Pour continuer un peu sur vos chansons, il y en a une qui vous a posé de grandes difficultés à Ray : « Reasons ». Vous avez fait plus de 30 prises…
Ray : Cette chanson avait une profonde signification pour notre groupe. Quand on était en train de la composer, on était tous touchés par des événements importants ou graves dans notre vie personnelle. La première fois qu’on l’a jouée, chez nous, devant notre public, quelques personnes ont même pleuré. Quand on l’a enregistré, je voulais donc qu’elle soit vraiment parfaite. J’ai enchaîné les prises pour que ce soit le cas et à chaque fois, j’étais mécontent, j’avais le sentiment qu’il manquait quelque chose, que c’était moins bien… Certes, cela n’aidait pas que je prenne une gorgée de whisky après chaque prise ! (rires) Je me rappelle être revenu chez moi ce soir-là éreinté par ces 30 ou 40 prises et mécontent. Peu de temps après, le producteur est venu me voir pour me faire écouter une bande que j’ai trouvée formidable. J’ai commencé à le remercier d’avoir réussi à mélanger les prises pour atteindre cette perfection que je désirais. Il m’a alors répondu qu’il n’avait fait aucun mélange et qu’il s’agissait en réalité de la 3ème prise. La 3ème prise ! (rires) A chaque fois que l’on joue cette chanson, cela nous rappelle les mauvais moments vécus au moment où on l’écrivait. Et notre cœur bat toujours plus fort à cet instant. Elle signifie beaucoup pour nous.

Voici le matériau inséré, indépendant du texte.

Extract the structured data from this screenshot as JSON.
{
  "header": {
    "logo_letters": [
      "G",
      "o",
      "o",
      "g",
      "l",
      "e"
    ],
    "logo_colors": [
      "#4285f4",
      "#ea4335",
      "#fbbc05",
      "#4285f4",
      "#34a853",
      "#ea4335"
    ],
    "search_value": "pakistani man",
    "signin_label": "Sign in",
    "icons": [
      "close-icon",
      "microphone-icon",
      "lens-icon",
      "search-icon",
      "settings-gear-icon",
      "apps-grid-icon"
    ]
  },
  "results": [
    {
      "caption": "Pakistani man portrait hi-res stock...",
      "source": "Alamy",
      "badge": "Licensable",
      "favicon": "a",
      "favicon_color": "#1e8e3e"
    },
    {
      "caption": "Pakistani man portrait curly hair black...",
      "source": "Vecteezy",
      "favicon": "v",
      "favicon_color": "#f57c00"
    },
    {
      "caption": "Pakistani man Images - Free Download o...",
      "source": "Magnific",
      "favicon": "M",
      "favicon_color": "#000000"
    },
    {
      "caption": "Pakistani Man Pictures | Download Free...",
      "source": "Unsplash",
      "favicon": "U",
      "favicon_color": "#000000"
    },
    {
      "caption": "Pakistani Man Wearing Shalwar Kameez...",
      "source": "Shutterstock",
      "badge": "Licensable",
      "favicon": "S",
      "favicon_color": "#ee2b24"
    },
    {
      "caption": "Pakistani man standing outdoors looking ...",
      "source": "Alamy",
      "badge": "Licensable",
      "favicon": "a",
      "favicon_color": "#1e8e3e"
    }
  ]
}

D’autres chansons de l’album font référence à des histoires personnelles ou sont des récits auxquels on peut s’identifier. C’est aussi ce qui donne cette proximité au disque et sa dimension soul…
Tom : On en revient à la définition de pub rock. Ce n’est pas destiné à un stade ou à un grand show. C’est destiné à un public juste à côté de la scène. Et ce n’est pas une musique de snob.
Ray : Toutes les chansons de l’album sont des petites histoires. Une histoire personnelle, celle d’un ami ou que j’ai imaginée. C’est ce qui les rend justement à la fois intimes et universelles. Je suis une personne normale, comme tous les membres du groupe. On parle de choses que tout le monde peut vivre ou connaître.
Il y a un vrai sens de la communauté qui se dégage de ce groupe. C’est aussi ce qui le rend attachant…
Tom : On est amis. On vit tous dans le même coin, à 2 minutes l’un de l’autre.
Vous venez et vous habitez encore Adélaïde. Vous semblez très attachés à cette ville…
Ray : Adélaïde est une petite ville. Les gens la quittent souvent pour aller s’installer à Sydney ou Melbourne. C’est pareil pour les groupes. Quand ils deviennent plus importants, ils partent pour les villes plus importantes. Quand on a commencé à devenir populaires à Adélaïde, on a choisi de rester. Et on en est plutôt fiers. On aime profondément cette ville.